Schijfsnelheid: een cruciaal aspect van prestaties
Schijfsnelheid is een kritieke factor die van invloed is op de algehele systeemprestaties. Het bepaalt hoe snel gegevens kunnen worden gelezen van en geschreven naar het opslagstation, wat van invloed is op taken zoals het opstarten van het systeem, het starten van applicaties en het verwerken van grote bestanden. Dit geldt met name voor MyWorkDrive op macOS dat de bestandsprovider van Apple gebruikt om verwijderde bestanden beschikbaar te maken voor eindgebruikers. Bestanden en metagegevens worden opgehaald van de MyWorkDrive-server en via de bestandsprovider van Apple doorgegeven aan Finder, een proces dat gegevens via API inleest en naar schijf schrijft.
Je hebt zowel schijfschrijfbewerkingen (om de gegevens beschikbaar te maken) als schijfleesbewerkingen (door de gebruiker die toegang tot de gegevens heeft), dus SSD-prestaties zijn cruciaal voor een soepele werking. De M1 doet het geweldig. De M2-apparaten op instapniveau hebben echter last van enige prestatievermindering.
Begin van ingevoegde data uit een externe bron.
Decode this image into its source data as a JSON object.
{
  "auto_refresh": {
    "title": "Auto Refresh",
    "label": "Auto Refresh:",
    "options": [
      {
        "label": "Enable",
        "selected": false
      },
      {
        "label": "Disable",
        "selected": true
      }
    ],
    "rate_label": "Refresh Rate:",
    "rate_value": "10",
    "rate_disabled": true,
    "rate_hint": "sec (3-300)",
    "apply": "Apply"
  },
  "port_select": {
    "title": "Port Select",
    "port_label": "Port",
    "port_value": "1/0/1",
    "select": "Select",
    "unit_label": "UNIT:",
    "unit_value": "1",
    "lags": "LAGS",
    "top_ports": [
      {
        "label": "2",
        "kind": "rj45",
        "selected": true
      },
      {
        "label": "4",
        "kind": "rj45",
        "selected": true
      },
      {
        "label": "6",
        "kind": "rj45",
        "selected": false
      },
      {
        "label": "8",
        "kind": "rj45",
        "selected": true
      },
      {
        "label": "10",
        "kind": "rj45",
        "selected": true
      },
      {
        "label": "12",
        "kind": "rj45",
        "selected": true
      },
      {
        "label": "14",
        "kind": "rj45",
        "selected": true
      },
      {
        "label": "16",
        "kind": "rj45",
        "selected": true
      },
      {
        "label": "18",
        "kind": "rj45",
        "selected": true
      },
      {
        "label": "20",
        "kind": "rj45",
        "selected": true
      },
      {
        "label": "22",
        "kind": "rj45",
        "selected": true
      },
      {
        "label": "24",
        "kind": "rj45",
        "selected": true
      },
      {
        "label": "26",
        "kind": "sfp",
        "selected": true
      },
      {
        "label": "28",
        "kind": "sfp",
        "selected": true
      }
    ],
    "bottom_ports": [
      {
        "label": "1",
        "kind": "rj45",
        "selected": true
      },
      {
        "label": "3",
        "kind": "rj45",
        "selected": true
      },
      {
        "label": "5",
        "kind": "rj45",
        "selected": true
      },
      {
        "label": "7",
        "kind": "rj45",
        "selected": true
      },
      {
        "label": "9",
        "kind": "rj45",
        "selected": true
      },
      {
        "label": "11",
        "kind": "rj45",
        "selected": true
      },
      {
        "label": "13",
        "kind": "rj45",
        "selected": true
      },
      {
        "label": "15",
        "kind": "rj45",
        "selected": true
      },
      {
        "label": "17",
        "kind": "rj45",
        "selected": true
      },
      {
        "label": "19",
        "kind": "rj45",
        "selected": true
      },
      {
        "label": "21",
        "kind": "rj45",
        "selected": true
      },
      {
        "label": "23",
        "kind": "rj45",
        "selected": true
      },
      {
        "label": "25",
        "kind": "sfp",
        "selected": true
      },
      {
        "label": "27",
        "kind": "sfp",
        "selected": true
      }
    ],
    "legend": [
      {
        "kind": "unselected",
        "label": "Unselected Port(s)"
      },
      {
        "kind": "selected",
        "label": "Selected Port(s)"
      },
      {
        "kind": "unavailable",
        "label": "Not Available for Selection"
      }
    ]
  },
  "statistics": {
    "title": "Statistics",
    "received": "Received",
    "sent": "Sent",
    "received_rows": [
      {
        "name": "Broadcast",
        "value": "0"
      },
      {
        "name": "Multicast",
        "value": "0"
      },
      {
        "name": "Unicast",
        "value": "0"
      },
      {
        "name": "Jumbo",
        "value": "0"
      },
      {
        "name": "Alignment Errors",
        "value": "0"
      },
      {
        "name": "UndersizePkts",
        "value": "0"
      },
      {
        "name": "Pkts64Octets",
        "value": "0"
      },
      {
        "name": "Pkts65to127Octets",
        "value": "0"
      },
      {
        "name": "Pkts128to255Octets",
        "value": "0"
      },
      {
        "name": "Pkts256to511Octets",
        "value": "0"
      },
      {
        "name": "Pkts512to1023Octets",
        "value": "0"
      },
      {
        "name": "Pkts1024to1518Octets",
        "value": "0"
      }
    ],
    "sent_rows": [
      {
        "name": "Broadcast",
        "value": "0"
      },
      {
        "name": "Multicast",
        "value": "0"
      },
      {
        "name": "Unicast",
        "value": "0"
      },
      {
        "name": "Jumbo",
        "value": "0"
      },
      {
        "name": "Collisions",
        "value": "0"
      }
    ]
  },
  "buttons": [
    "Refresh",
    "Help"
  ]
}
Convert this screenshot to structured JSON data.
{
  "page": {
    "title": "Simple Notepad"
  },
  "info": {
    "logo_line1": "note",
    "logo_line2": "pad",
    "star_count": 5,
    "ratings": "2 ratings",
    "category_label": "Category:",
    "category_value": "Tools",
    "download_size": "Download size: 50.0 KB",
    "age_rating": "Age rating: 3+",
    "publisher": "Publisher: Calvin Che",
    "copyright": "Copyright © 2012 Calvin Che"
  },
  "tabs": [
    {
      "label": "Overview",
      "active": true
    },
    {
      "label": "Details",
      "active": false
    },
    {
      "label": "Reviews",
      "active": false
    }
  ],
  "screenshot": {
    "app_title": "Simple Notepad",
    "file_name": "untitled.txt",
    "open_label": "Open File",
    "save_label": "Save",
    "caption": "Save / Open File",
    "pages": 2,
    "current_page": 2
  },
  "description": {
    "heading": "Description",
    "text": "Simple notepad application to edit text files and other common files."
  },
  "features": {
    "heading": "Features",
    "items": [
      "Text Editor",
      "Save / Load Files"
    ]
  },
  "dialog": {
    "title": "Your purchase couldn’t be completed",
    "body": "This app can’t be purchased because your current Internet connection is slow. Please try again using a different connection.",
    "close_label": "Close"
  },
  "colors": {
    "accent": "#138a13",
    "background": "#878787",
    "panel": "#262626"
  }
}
Apple's M1: SSD-prestaties en meer
De M1-processor, gecombineerd met zijn uniforme geheugenarchitectuur en krachtige SSD's, leidde tot indrukwekkende schijfsnelheidswinsten in vergelijking met oudere Intel-gebaseerde Macs. Dit was deels te danken aan de efficiënte integratie van de SSD-controller en de grotere bandbreedte van het geheugensubsysteem van de M1. Het resultaat was vrijwel onmiddellijke lancering van apps, snelle gegevensoverdracht en kortere wachttijden.
Apple's M2: het raadsel met de enkele NAND-chip SSD
Toen Apple de M2-processor introduceerde, bleef het prioriteit geven aan prestaties en efficiëntie. Bij bepaalde M2 Macs uit het lagere segment is er echter een verschuiving opgetreden in de benadering van SSD-ontwerp. In plaats van een multi-chip SSD-configuratie te gebruiken, hebben sommige M2 Macs een enkele NAND-chip voor hun SSD's. Deze ontwerpbeslissing kan wenkbrauwen doen fronsen, gezien de mogelijke impact op de schijfsnelheid.
De implicaties van SSD's met één NAND-chip
Het gebruik van een enkele NAND-chip voor een SSD kan zowel positieve als negatieve gevolgen hebben voor de schijfsnelheid. Aan de ene kant kan een enkele NAND-chip leiden tot kostenbesparingen en mogelijk verbeterde energie-efficiëntie als gevolg van verminderde complexiteit. Aan de andere kant kan dit leiden tot lagere schijfsnelheden in vergelijking met multi-chip SSD-configuraties. Dit komt omdat multi-chip SSD's parallellisme kunnen gebruiken om hogere gegevensoverdrachtsnelheden te bereiken.
Voor de meeste gebruikers zijn de M2 Macs nog steeds sneller dan een gelijkwaardige Intel-gebaseerde Mac, en de prestaties zijn even goed of zelfs beter dan die van Windows-laptops, dus de M2 is nog steeds een solide keuze.
Als je echter geen 256 GB Macs van M1 hebt vernieuwd, wil je misschien bij M1's blijven.
Als u toch wilt upgraden, kunt u het extra geld ($200 op het moment van schrijven van dit artikel) uitgeven om te upgraden van het opslagmodel van 256 GB naar het opslagmodel van 512 GB, voor gebruikers die hoge eisen stellen aan schijfgebruik – creatieven, db-gebruikers, video-editors, enz.